- Golapi Ekhon Traine Poster
- গোলাপী এখন ট্রেনে
- Directed by: Amjad Hossain
- Written by: Amjad Hossain
- Produced by: Amjad Hossain
- Starring: Farooque; Bobita; Anawar Hossain; Rosy Samad; Tarana Halim; Rawshan Jamil; A.T.M. Shamsuzzaman;
- Cinematography: Rafiqul Bari Chowdhury
- Edited by: Enamul Haque
- Music by: Alauddin Ali
- Distributed by: Shukla Films
- Release date: September 5, 1978;
- Running time: 114 min
- Country: Bangladesh
- Language: Bengali
- Budget: est. ৳5 lakh
- Box office: est.৳1 crore (US$81,000)

= Golapi Ekhon Traine =

1978 film by Amjad Hossain

Golapi Ekhon Traine (গোলাপী এখন ট্রেনে - English name: The Endless Trail) is a Bangladeshi drama film based on the novel of Amjad Hossain Droupodi Ekhon Traine and directed by himself. The film is one of his "Golapi" film series. This film was released on September 5, 1978 and became popular and had positive critical receptions.

==Plot==
Mondol is an influential person in the village. His son, Milon, likes the daughter of a street singer Golapi.

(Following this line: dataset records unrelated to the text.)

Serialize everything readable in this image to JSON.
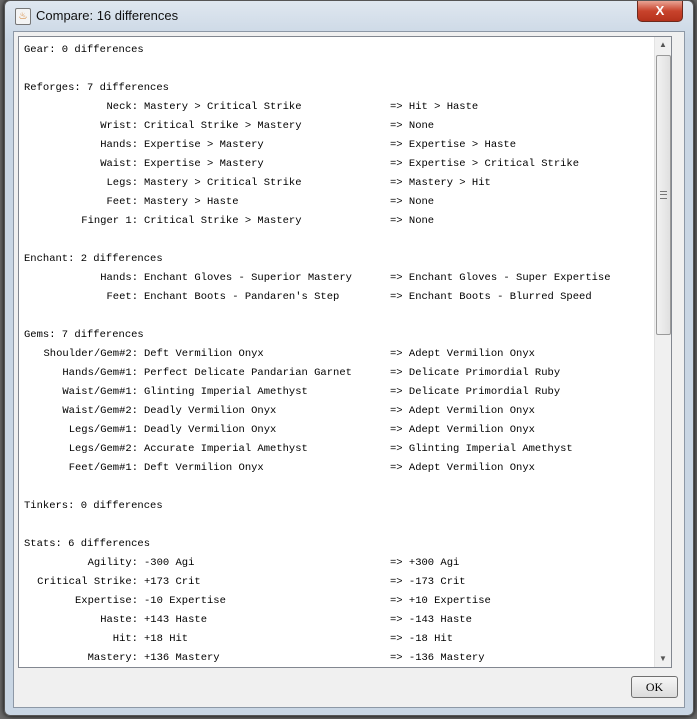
{
  "window": {
    "title": "Compare: 16 differences",
    "close_label": "X",
    "ok_label": "OK"
  },
  "lines": [
    {
      "h": "Gear: 0 differences"
    },
    {
      "blank": true
    },
    {
      "h": "Reforges: 7 differences"
    },
    {
      "l": "Neck:",
      "v": "Mastery > Critical Strike",
      "a": "=> Hit > Haste"
    },
    {
      "l": "Wrist:",
      "v": "Critical Strike > Mastery",
      "a": "=> None"
    },
    {
      "l": "Hands:",
      "v": "Expertise > Mastery",
      "a": "=> Expertise > Haste"
    },
    {
      "l": "Waist:",
      "v": "Expertise > Mastery",
      "a": "=> Expertise > Critical Strike"
    },
    {
      "l": "Legs:",
      "v": "Mastery > Critical Strike",
      "a": "=> Mastery > Hit"
    },
    {
      "l": "Feet:",
      "v": "Mastery > Haste",
      "a": "=> None"
    },
    {
      "l": "Finger 1:",
      "v": "Critical Strike > Mastery",
      "a": "=> None"
    },
    {
      "blank": true
    },
    {
      "h": "Enchant: 2 differences"
    },
    {
      "l": "Hands:",
      "v": "Enchant Gloves - Superior Mastery",
      "a": "=> Enchant Gloves - Super Expertise"
    },
    {
      "l": "Feet:",
      "v": "Enchant Boots - Pandaren's Step",
      "a": "=> Enchant Boots - Blurred Speed"
    },
    {
      "blank": true
    },
    {
      "h": "Gems: 7 differences"
    },
    {
      "l": "Shoulder/Gem#2:",
      "v": "Deft Vermilion Onyx",
      "a": "=> Adept Vermilion Onyx"
    },
    {
      "l": "Hands/Gem#1:",
      "v": "Perfect Delicate Pandarian Garnet",
      "a": "=> Delicate Primordial Ruby"
    },
    {
      "l": "Waist/Gem#1:",
      "v": "Glinting Imperial Amethyst",
      "a": "=> Delicate Primordial Ruby"
    },
    {
      "l": "Waist/Gem#2:",
      "v": "Deadly Vermilion Onyx",
      "a": "=> Adept Vermilion Onyx"
    },
    {
      "l": "Legs/Gem#1:",
      "v": "Deadly Vermilion Onyx",
      "a": "=> Adept Vermilion Onyx"
    },
    {
      "l": "Legs/Gem#2:",
      "v": "Accurate Imperial Amethyst",
      "a": "=> Glinting Imperial Amethyst"
    },
    {
      "l": "Feet/Gem#1:",
      "v": "Deft Vermilion Onyx",
      "a": "=> Adept Vermilion Onyx"
    },
    {
      "blank": true
    },
    {
      "h": "Tinkers: 0 differences"
    },
    {
      "blank": true
    },
    {
      "h": "Stats: 6 differences"
    },
    {
      "l": "Agility:",
      "v": "-300 Agi",
      "a": "=> +300 Agi"
    },
    {
      "l": "Critical Strike:",
      "v": "+173 Crit",
      "a": "=> -173 Crit"
    },
    {
      "l": "Expertise:",
      "v": "-10 Expertise",
      "a": "=> +10 Expertise"
    },
    {
      "l": "Haste:",
      "v": "+143 Haste",
      "a": "=> -143 Haste"
    },
    {
      "l": "Hit:",
      "v": "+18 Hit",
      "a": "=> -18 Hit"
    },
    {
      "l": "Mastery:",
      "v": "+136 Mastery",
      "a": "=> -136 Mastery"
    }
  ]
}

Mondol brings a marriage proposal for Golapi but the groom's family demand dowry in the form of a bicycle. Golapi's father cannot afford it so Milon pays for the cycle. The marriage does not take place, unfortunately, and Golapi's father commits suicide. As a result, Golapi's family fall further into poverty and she starts to work various jobs on the trains. The people from the village do not take this positively and try to stop her from working on the trains.

==Cast==
- Bobita - Golapi
- Farooque - Milon
- Anwar Hossain - Golapi's Father
- Rosy Samad - Golapi's Mother
- Anwara - Moina
- Tarana Halim - Alapi
- Rawshan Jamil - Buri
- A.T.M. Shamsuzzaman - Mondol
- Abdullah al Mamun - Manik
- Teli Samad - Bonga

==Soundtrack==
The music of this film was directed by Alauddin Ali and lyrics were penned by Tahera Haque, Moniruzzaman Monir, Mohammad Moniruzzaman, Gazi Mazharul Anwar and Amjad Hossain. Syed Abdul Hadi, Sabina Yasmin and other popular singers sang in this film.

| Track | Singer(s) | Lyrics | Music director |
|---|---|---|---|
| Achen Amar Muktar | Syed Abdul Hadi | Gazi Mazharul Anwar and Amjad Hossain | Alauddin Ali |
| Hayre Kopal Mondo | Sabina Yasmin | Tahera Haque, Moniruzzaman Monir, Mohammad Moniruzzaman, Gazi Mazharul Anwar and Amjad Hossain | Alauddin Ali |

==Awards==
National Film Awards
- Golapi Ekhon Traine made history winning 9 awards out of 16 including Best Film, Best Director, Best Music Director, Best Actor in a Supporting Role, Best Actress in a Supporting Role, Best Lyrics, Best Male Playback Singer, Best Screenplay and Best Cinematography (Color).
- Amjad Hossain made a unique record of achieving 4 National Awards in the same year including Best Film (Producer), Best Director, Best Screenplay and Best Lyricist.